Si vous n'êtes pas d'accord avec la langue que je vais utiliser pour dire cette histoire, alors rejoignez-moi seulement ici à Élobi, à la terrasse du bar de Uncle Godblessyou.

 

On l'appelle Mista AcaDa-Writa, le Raconteur d'histoires abracadabrantesques. L'histoire qu'il raconte dans sa langue à lui, mélange de mots français et anglais, souvent concaténés, et de parler ancestral, se passe en Crevetterie.

 

Dans cette histoire, il annonce rien de moins que le Grand Jour, autrement dit la Phallamparition, ou encore le Yaani.

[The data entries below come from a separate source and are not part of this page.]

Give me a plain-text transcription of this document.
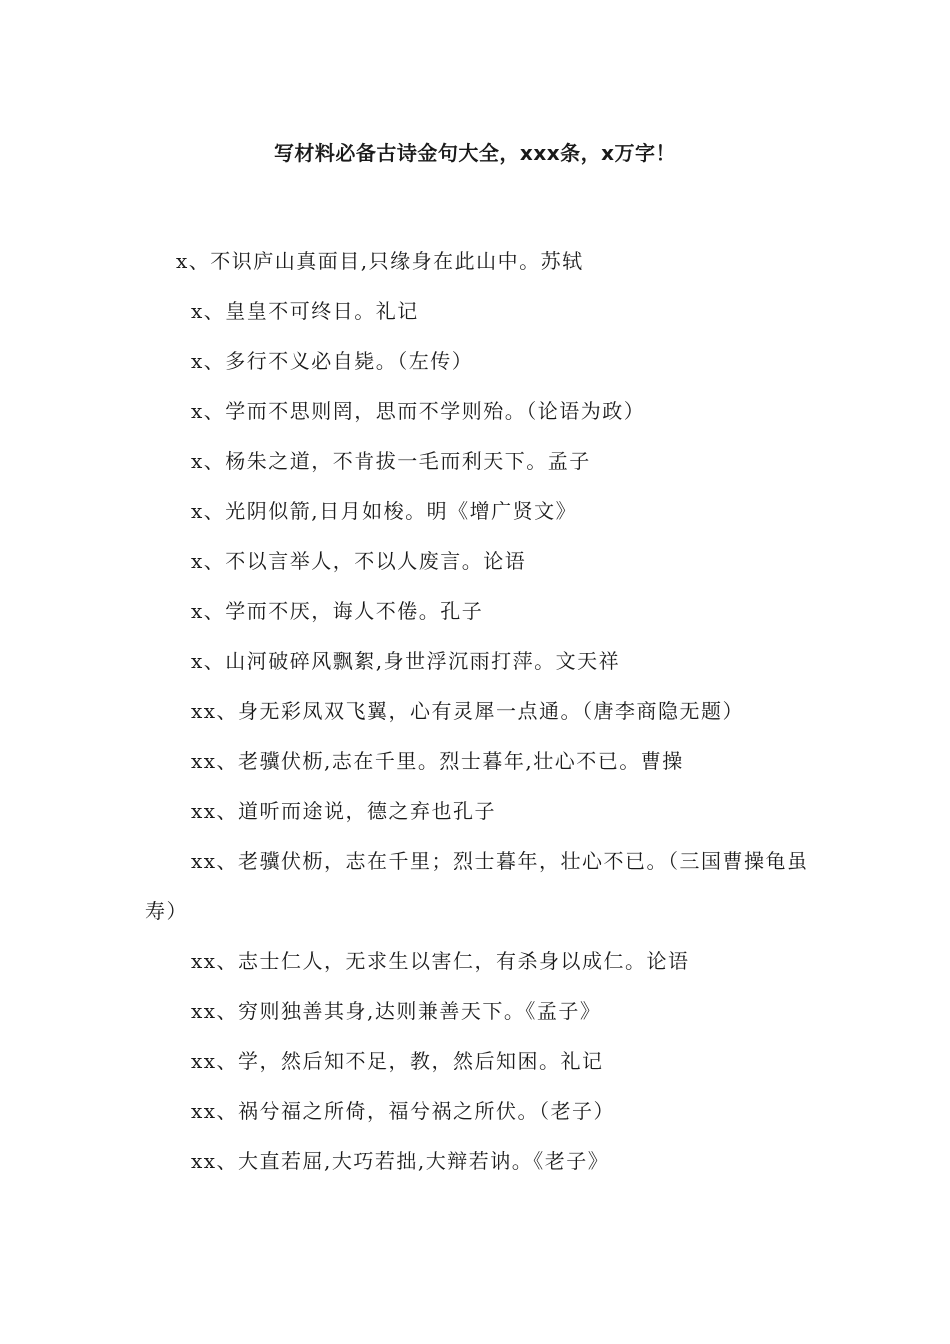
写材料必备古诗金句大全，xxx条，x万字！
x、不识庐山真面目,只缘身在此山中。苏轼
x、皇皇不可终日。礼记
x、多行不义必自毙。（左传）
x、学而不思则罔，思而不学则殆。（论语为政）
x、杨朱之道，不肯拔一毛而利天下。孟子
x、光阴似箭,日月如梭。明《增广贤文》
x、不以言举人，不以人废言。论语
x、学而不厌，诲人不倦。孔子
x、山河破碎风飘絮,身世浮沉雨打萍。文天祥
xx、身无彩凤双飞翼，心有灵犀一点通。（唐李商隐无题）
xx、老骥伏枥,志在千里。烈士暮年,壮心不已。曹操
xx、道听而途说，德之弃也孔子
xx、老骥伏枥，志在千里；烈士暮年，壮心不已。（三国曹操龟虽寿）
xx、志士仁人，无求生以害仁，有杀身以成仁。论语
xx、穷则独善其身,达则兼善天下。《孟子》
xx、学，然后知不足，教，然后知困。礼记
xx、祸兮福之所倚，福兮祸之所伏。（老子）
xx、大直若屈,大巧若拙,大辩若讷。《老子》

Ce jour-là sera celui où se réalisera la Promesse et où chacun se verra recevoir une portion d'huile de nkap:

 

Sa Phall'Excellence apparaîtra dans une cascade de lumières vives et chaudes. Sa Clith'Altesse, La Royale Bien-Aimée de tous les Crévettards se tiendra à Ses côtés.

 

Autant dire tout de suite que ce Grand Jour, comme toutes les belles promesses, ne se réalisera pas davantage que l'avenir radieux que d'aucuns espéraient ou que les lendemains que d'autres auraient tellement voulu entendre chanter.

 

Toutes les tyrannies font miroiter des promesses de nkap  à ceux qu'elles s'emploient à assujettir, sachant qu'elles n'engagent que ceux à qui elles sont faites. Or il faut savoir que [l'huile de nkap] favorise la poussée capillaire... 

 

Mista AcaDa-Writa a pour héraut un Grand Fou, qui n'est, pas plus que les autres, prophète en son pays, Dibéa Bi Nkondò. Il est dans sa tête et prétend connaître le secret de la Promesse, dont il ne faut pas douter, du-tout-du-tout.

 

Les tyrannies n'aiment pas être contrariées. Ceux qui s'y risquent encourent une peine. En Crevetterie, c'est la peine Barbecue: est barbenculé, par exemple, celui qui est présumé coupable et terriblement coupable de douter.

 

Au lieu de recevoir leur portion d'huile de nkarp, les Crévettards se font tondre au sens propre et figuré par les Caleos-Cabellos qui n'ont de cesse de gratter jusqu'au sang leurs calebasses, ne leur laissant pas une p'tite noisette de cheveu.

 

Cela ne vous rappelle rien? En tout cas l'épilogue de cette histoire de Promesse ne surprendra pas le lecteur quelque envoûté qu'il soit, nessa, par cette langue enrichie de néologismes auxquels il aura fini par s'habituer:

 

Le silence porte un nom.

Ce nom est teinté de sons.

 

Francis Richard

 

La Promesse de Sa Phall'Excellence, Max Lobe, 144 pages, Zoé

 

Livres précédents:

 

39 rue de Berne (2013)

La trinité bantoue (2014)

Confidences (2016)

Loin de Douala (2018)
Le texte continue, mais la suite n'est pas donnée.